Ja, aber die Bilder vom Täter mit Waffen und vor einem Panzer sind ja da, ebenso die Informationen über seine Kontakte in die Neonazi-Szene. Das war praktisch negiert worden, weil es nur hieß, das ist ein psychisch gestörter Mensch. Es erinnert an den Fall des Kasseler Regierungspräsidenten Walter Lübcke Mitte 2019, wo der Täter auch in der rechtsextremen Szene aktiv war und es anfangs hieß, das sei ein psychisch gestörter Mensch. Und so etwas ist tatsächlich fatal.
Die Tat wirkt eher zynisch-nihilistisch durch die fehlende Opferauswahl
Warum sollten die Ermittler im Fall Mannheim ein rechtsextremes Tatmotiv verschweigen?
Es wird jetzt bei Terroranschlägen oftmals versucht, die Taten auf unpolitisch zu münzen. Wir haben es mit einer Vielzahl von Terroranschlägen zu tun, die Bevölkerung ist verunsichert. Islamistische oder rechtsextremistische Taten ziehen immer intensive Debatten und oft Untersuchungen nach sich. Die kann man sich ersparen mit dem Stempel "unpolitisch" und "psychisch gestörter Täter" – das macht es einfacher für Politik und Behörden. Es ist aber keine gute Informationspolitik. Weil man erst mal abwarten muss, was die Ermittlungen tatsächlich ergeben. Es ist einfach, zu sagen: Das war so ein Irrer. Man muss dieses Bild aber erweitern. Es gibt immer eine Vorgeschichte der Tat und vielleicht eine schwierige Gemengelage.
Sie haben Bücher verfasst zum Tätertypus "Einsamer Wolf". Über den Täter von Mannheim ist bislang bekannt: Andreas S., Deutscher, 40 Jahre alt, ledig, kinderlos, gelernter Landschaftsgärtner, zeitweise Kontakte ins rechtsextreme Milieu, regelmäßig in psychiatrischer Behandlung. Die genauen Hintergründe müssen noch ermittelt werden – aber nach Ihrer Erfahrung: Wie ließe sich diese Tat womöglich erklären?

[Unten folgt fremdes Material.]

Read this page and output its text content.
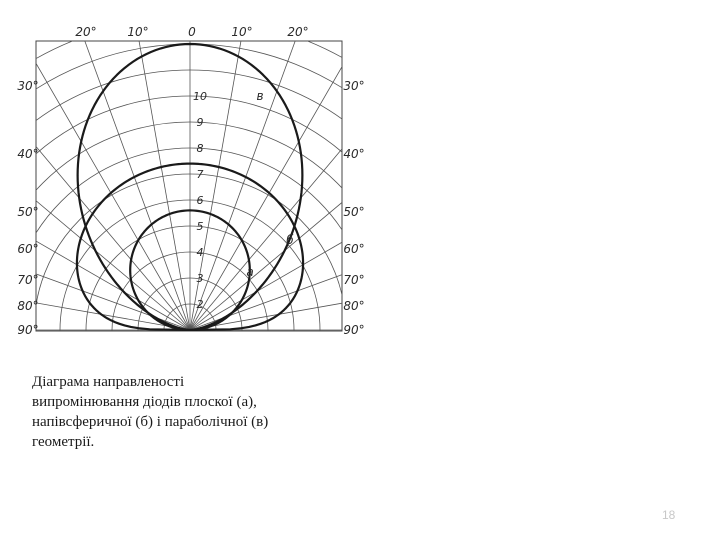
20°	10°	0	10°	20°
30°
40°
50°
60°
70°
80°
90°
30°
40°
50°
60°
70°
80°
90°
2
3
4
5
6
7
8
9
10
а
б
в
Діаграма направленості
випромінювання діодів плоскої (а),
напівсферичної (б) і параболічної (в)
геометрії.
18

Als Folge einer persönlichen Kränkungsideologie eines isolierten Menschen, den die Nachbarn in der Kleinstadt Ladenburg, wo er aufwuchs, kaum kannten, wie ich weiß, und der wohl auch später in Ludwigshafen sozial kaum in Erscheinung getreten ist. Man kann eigentlich schon von einem Phantomtäter sprechen – so ähnlich wie bei Stephan B. und Tobias R., den Tätern von Halle 2019 und Hanau 2020. Wie bei ihnen könnte auch hier Frauenhass eine Rolle spielen. Viele dieser Einsamen Wölfe sind Männer, die keine Frau abbekommen haben. Sie empfinden so etwas als Kränkung, eine Hassideologie staut sich auf. Und die mündet – vielleicht ein Nachahmungseffekt – in ein Szenario, das neben Messerattacken zum Trend geworden ist: mit dem Auto in eine Gruppe von Menschen zu fahren.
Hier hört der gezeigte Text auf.